Friday, March 15, 2013

Church Launches New Website to Improve Awareness of the Church in Mainland China

In a historic and long overdue move, the Church has launched a new website designed to help members from mainland China baptized abroad find the Church in China when they return home.  The website can be found at: http://mormonsandchina.org/.  The website provides basic information on the Church's policies for operating in China such as the segregation of nationals and foreigners and bans on open proselytism and has good potential to improve awareness of the Church's presence in China for ordinary members.  The website explains that Chinese converts may share the gospel with their families and can locate locations with branches and groups through contacting church leaders at: caudir@ldschurch.org.  The website contains sections for commonly asked questions by church leaders, Chinese nationals living outside of China, and nonnative members visiting or moving to China.

The website also marks the first time that the Church has publicly acknowledged the operation of the China Administrative Unit (CAU) - a special region of the Asia Area that administers church affairs for Chinese nationals in mainland China.  The CAU has appeared to function for several years.  Although the Church does not publish any statistics on membership, congregations, and districts in mainland China, I estimate that there are approximately 10,000 members and branches and groups operating in as many as 200 cities and towns based on member reports and ascertaining the difference in Asia Area membership from all other countries with reportable church membership that pertain to the Asia area. 
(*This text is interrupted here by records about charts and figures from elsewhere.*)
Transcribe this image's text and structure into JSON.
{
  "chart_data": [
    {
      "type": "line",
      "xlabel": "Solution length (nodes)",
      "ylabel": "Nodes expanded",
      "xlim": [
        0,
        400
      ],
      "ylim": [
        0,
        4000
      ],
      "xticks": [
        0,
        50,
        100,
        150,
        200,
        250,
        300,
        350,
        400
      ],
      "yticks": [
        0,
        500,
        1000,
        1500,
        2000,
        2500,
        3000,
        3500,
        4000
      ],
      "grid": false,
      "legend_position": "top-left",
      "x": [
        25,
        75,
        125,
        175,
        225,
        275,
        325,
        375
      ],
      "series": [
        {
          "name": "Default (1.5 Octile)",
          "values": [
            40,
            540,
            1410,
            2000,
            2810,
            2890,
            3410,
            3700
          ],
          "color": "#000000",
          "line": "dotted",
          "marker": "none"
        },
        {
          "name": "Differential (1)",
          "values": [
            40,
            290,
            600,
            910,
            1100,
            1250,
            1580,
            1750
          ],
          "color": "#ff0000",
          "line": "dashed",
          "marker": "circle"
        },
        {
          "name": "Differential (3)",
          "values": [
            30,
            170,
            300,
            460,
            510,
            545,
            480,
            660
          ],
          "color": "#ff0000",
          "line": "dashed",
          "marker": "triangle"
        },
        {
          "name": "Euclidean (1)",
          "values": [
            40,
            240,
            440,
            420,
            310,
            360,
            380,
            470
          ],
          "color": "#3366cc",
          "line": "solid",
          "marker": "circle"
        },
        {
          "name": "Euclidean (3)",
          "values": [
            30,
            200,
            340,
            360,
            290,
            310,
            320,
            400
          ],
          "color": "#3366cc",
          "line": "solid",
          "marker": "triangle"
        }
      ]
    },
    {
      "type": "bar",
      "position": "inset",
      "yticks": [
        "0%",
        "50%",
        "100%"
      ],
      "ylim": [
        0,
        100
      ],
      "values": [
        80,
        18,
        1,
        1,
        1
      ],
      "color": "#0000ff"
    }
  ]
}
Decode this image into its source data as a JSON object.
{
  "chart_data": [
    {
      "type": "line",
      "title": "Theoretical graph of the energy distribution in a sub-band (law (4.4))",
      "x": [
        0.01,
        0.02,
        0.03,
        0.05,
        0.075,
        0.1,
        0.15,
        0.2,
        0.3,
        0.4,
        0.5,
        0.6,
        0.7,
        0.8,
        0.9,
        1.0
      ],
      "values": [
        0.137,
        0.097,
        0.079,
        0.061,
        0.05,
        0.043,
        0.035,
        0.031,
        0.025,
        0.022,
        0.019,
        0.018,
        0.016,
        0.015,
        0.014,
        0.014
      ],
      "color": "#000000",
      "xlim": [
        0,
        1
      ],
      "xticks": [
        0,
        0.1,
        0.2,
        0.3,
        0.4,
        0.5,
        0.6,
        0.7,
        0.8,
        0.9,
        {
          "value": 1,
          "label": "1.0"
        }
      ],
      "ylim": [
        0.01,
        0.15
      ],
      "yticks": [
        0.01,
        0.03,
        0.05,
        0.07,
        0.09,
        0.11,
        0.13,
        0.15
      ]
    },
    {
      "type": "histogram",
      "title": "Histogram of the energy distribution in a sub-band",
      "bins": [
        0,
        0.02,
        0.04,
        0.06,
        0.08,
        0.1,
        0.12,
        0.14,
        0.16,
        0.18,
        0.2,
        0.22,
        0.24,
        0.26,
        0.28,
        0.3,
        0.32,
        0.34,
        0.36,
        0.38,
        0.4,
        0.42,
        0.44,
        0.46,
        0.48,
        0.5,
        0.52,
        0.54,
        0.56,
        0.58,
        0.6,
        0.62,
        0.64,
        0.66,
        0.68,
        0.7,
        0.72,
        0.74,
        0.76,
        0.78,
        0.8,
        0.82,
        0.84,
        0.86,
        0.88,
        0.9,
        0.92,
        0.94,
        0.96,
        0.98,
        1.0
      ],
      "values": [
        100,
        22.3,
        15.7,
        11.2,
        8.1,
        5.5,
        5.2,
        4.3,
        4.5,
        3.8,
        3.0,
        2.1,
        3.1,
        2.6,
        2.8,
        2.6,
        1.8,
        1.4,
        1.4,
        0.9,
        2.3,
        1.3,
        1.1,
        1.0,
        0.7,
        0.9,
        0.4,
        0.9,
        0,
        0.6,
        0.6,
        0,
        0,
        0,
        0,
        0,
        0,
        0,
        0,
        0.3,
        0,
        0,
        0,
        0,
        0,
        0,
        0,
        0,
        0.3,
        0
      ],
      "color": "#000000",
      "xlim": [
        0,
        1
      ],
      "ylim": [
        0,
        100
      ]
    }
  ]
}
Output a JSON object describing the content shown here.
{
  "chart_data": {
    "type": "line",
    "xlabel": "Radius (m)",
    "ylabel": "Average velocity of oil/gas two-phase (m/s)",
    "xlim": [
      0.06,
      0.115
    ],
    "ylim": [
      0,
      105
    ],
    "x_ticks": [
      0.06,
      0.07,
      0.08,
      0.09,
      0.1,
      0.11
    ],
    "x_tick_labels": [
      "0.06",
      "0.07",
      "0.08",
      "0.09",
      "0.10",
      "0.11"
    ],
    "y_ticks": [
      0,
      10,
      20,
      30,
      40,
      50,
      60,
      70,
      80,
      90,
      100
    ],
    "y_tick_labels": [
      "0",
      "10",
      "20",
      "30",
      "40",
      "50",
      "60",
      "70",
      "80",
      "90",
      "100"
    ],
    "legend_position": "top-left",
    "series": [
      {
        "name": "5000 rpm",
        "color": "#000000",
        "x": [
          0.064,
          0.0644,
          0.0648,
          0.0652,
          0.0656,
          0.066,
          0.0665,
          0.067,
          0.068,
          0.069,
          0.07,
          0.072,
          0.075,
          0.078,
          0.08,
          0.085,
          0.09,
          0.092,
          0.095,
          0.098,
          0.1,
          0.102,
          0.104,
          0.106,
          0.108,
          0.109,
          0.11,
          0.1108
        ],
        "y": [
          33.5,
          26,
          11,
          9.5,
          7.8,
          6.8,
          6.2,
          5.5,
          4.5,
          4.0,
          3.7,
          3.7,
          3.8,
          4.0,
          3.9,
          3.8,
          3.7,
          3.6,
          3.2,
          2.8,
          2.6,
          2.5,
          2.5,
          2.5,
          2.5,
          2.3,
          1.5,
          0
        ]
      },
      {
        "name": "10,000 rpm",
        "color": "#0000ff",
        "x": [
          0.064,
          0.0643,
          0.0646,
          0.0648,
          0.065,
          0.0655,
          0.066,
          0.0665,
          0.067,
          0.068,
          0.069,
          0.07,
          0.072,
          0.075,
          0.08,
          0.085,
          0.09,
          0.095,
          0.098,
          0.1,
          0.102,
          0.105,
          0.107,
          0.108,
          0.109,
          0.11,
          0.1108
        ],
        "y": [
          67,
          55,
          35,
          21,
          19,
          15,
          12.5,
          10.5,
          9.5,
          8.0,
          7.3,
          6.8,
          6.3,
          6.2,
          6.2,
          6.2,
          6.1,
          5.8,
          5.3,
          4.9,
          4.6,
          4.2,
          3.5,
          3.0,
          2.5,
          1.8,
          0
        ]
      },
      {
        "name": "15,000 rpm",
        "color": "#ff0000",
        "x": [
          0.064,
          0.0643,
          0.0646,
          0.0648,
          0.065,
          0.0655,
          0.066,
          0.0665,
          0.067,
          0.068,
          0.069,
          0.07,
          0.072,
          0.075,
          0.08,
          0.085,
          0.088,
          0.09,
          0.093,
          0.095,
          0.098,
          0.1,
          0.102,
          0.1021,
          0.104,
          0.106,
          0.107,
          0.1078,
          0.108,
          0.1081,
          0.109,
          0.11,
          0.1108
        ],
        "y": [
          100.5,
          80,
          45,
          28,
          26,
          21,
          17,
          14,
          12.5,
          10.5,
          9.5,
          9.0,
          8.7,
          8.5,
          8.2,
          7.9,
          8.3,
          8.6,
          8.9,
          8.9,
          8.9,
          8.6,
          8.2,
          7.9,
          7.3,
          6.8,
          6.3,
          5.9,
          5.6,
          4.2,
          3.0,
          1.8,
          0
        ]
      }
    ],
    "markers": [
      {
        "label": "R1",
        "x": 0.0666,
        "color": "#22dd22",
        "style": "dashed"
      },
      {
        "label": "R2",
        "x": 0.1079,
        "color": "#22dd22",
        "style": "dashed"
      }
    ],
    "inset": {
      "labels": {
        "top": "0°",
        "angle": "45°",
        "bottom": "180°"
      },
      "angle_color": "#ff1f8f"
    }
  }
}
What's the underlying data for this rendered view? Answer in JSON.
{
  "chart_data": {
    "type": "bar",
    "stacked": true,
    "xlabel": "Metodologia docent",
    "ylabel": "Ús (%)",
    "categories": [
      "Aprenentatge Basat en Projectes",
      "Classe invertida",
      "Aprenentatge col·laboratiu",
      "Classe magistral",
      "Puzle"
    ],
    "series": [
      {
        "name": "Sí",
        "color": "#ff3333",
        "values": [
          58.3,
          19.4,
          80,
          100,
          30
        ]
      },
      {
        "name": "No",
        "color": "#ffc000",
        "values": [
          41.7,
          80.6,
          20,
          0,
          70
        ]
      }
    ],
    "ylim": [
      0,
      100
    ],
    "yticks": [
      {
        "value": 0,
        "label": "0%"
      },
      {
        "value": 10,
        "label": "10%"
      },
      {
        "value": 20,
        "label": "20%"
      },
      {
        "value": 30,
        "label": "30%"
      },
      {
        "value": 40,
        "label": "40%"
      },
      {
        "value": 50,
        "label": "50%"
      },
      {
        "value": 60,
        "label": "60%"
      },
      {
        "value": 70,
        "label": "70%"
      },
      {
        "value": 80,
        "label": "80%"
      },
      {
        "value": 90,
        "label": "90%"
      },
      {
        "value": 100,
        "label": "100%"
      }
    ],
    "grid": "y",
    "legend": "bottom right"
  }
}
Church-wide awareness and proper use of the new website has enormous potential to maximize church growth and new convert accountability for mainland Chinese members within the bounds of religious freedom restrictions.  Church leaders have acknowledged that thousands of Chinese nationals have been baptized abroad primarily in the United States, the United Kingdom, Canada, and Australia.  Use of the website can provide for proper coordination between local church leaders, mission leaders, and area presidencies around the world in their stewardship for Chinese converts who frequently return to China after foreign study or temporary employment.  This comes at a critical time to establish a basic church infrastructure in the world's most populous country.

For more information on the Church in China, visit our country profile on cumorah.com for China.

3 comments:

Christopher Nicholson said...

I am surprised it took so long, because it's not a very big website. But could it be a result of the talks to "regularize" church activities in China a couple years ago? Maybe it wouldn't have been permitted before then.

Mike Johnson said...

I am pretty sure the Church would not have started the web site without the approval of the Chinese government. They are taking steps slowly and reiterating at each step the principle of being subject to law.

I wonder how many Chinese branches/wards there are outside of China. In the eight stakes in Washington DC South Mission, there is a single Chinese speaking branch covering all the stakes. At our youth dance festival last summer with youth from seven of the eight stakes, there was a segment for a dozen or so youth with Chinese heritage.

I imagine there are dozens of Chinese branches or wards in the US. I also think that knowledge about the Church in China and how to integrate with it has been resident in those branches.

The website offers a direct portal for all citizens of the PRC that join the Church while a student or working temporarily outside of China, regardless of whether there was a local Chinese branch.

I am glad there is a website--in both English and Chinese (traditional or simplified Chinese options), now for all of them wondering if the Church will be there for them when they return to China.

John said...

According to CDOL, there are eighteen Chinese- or Mandarin-speaking units in North America: a ward and a branch in New York City, two wards in Utah (one each in Provo and Salt Lake), a branch in Texas (outside Houston), two wards and six branches in California, and two branches in greater Washington DC (one each in Maryland and Virginia). There are also a ward and a branch in greater Vancouver, British Columbia, a ward in greater Toronto (which also has a Cantonese-speaking ward besides its Mandarin-speaking ward), and branches in Calgary and Montreal. There is also an "Asian" YSA ward in Provo.